En 2130, l’arrivée du premier vaisseau raméen dans le système solaire eut un impact important sur l’histoire de l’humanité. Il ne se produisit aucun changement immédiat dans l’existence quotidienne des hommes après que l’équipe placée sous les ordres du commandant Norton fut revenue de Rama I, mais elle avait rapporté la preuve irréfutable qu’un peuple d’une intelligence supérieure existait (ou avait existé) ailleurs dans l’univers, ce qui rendait nécessaire une redéfinition de la place de l’Homo sapiens dans le cosmos. Il était désormais évident que des produits chimiques synthétisés par les grands cataclysmes stellaires avaient servi de catalyseurs à la conscience en un autre lieu et un autre temps. Qui étaient les Raméens ? Pourquoi avaient-ils construit et lancé un vaisseau géant vers le système solaire ? Tant en public qu’en privé, les Raméens alimentèrent la plupart des conversations pendant de nombreux mois.
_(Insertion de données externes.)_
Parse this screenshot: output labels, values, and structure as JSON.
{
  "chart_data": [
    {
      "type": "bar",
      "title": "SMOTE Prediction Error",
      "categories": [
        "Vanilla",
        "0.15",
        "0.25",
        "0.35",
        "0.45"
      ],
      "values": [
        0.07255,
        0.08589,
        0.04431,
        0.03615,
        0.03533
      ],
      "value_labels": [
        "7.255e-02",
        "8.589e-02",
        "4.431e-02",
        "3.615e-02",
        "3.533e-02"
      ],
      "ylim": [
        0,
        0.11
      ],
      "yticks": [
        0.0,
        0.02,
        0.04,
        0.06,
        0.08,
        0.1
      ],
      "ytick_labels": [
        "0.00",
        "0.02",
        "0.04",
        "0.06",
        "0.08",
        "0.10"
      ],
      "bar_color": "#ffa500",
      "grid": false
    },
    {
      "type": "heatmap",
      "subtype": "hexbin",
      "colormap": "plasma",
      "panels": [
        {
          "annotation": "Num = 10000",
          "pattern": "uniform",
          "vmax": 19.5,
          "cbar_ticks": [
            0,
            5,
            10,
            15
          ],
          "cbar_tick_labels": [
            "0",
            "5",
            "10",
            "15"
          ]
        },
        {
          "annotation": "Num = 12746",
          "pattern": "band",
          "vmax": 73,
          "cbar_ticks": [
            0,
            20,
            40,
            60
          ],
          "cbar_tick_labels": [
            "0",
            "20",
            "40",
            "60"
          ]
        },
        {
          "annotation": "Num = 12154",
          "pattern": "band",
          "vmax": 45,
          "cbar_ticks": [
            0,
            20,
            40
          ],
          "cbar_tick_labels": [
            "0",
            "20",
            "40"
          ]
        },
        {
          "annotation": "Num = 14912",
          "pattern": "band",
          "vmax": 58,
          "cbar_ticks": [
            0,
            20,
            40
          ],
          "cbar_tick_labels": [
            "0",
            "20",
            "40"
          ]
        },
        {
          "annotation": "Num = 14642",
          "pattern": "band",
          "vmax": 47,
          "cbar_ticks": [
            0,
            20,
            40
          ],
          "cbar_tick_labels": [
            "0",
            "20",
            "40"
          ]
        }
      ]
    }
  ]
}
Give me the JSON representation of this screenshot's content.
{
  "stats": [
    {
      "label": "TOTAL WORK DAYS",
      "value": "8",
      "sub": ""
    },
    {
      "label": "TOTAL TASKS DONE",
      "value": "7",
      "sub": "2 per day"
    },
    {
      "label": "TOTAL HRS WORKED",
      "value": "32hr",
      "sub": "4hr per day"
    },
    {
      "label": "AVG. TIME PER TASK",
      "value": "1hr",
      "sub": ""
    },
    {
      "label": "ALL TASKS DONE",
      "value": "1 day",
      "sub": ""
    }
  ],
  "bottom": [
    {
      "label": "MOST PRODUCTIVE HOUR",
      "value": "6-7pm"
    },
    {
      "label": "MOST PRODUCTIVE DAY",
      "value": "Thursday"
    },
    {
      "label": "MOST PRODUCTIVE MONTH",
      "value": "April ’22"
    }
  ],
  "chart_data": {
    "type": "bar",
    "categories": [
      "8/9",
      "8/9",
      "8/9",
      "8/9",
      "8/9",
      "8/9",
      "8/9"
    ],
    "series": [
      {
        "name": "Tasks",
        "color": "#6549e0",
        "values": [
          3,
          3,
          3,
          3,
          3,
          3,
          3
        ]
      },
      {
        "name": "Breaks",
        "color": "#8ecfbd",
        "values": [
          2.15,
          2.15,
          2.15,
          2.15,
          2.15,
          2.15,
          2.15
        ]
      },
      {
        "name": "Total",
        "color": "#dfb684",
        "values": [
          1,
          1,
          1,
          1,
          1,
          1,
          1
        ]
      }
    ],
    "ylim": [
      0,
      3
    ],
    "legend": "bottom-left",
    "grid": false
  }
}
Puis l’humanité attendit avec plus ou moins d’impatience la découverte d’un autre signe de leur présence. Les télescopes sondèrent l’univers sur toutes les longueurs d’onde dans l’espoir d’obtenir des informations en relation avec le vaisseau extraterrestre en partance. Ces recherches furent vaines. Les cieux restèrent muets. Les Raméens repartirent aussi rapidement et inexplicablement qu’ils étaient arrivés.
Excalibur devint opérationnel mais son sondage de l’espace s’avéra infructueux et l’attitude du grand public se modifia. Ce premier contact avec Rama acquit un statut d’événement historique et fut considéré comme appartenant au passé. Dans les journaux et les magazines, les articles qui avaient jusqu’alors débuté par : « Quand reviendront les Raméens… » commencèrent en ces termes : « S’il devait se produire une autre rencontre avec les créatures qui ont construit l’énorme vaisseau découvert en 2130… » Ce qui avait été perçu comme une menace, un catalyseur de solidarité, devint rapidement une simple curiosité historique. Traiter de sujets tels que le prochain passage des Raméens ou la destinée de l’espèce humaine dans un univers peuplé d’entités intelligentes perdait de son urgence. L’homme s’accorda un répit et se replia sur lui-même. Il en résulta une période d’égocentrisme sans précédent.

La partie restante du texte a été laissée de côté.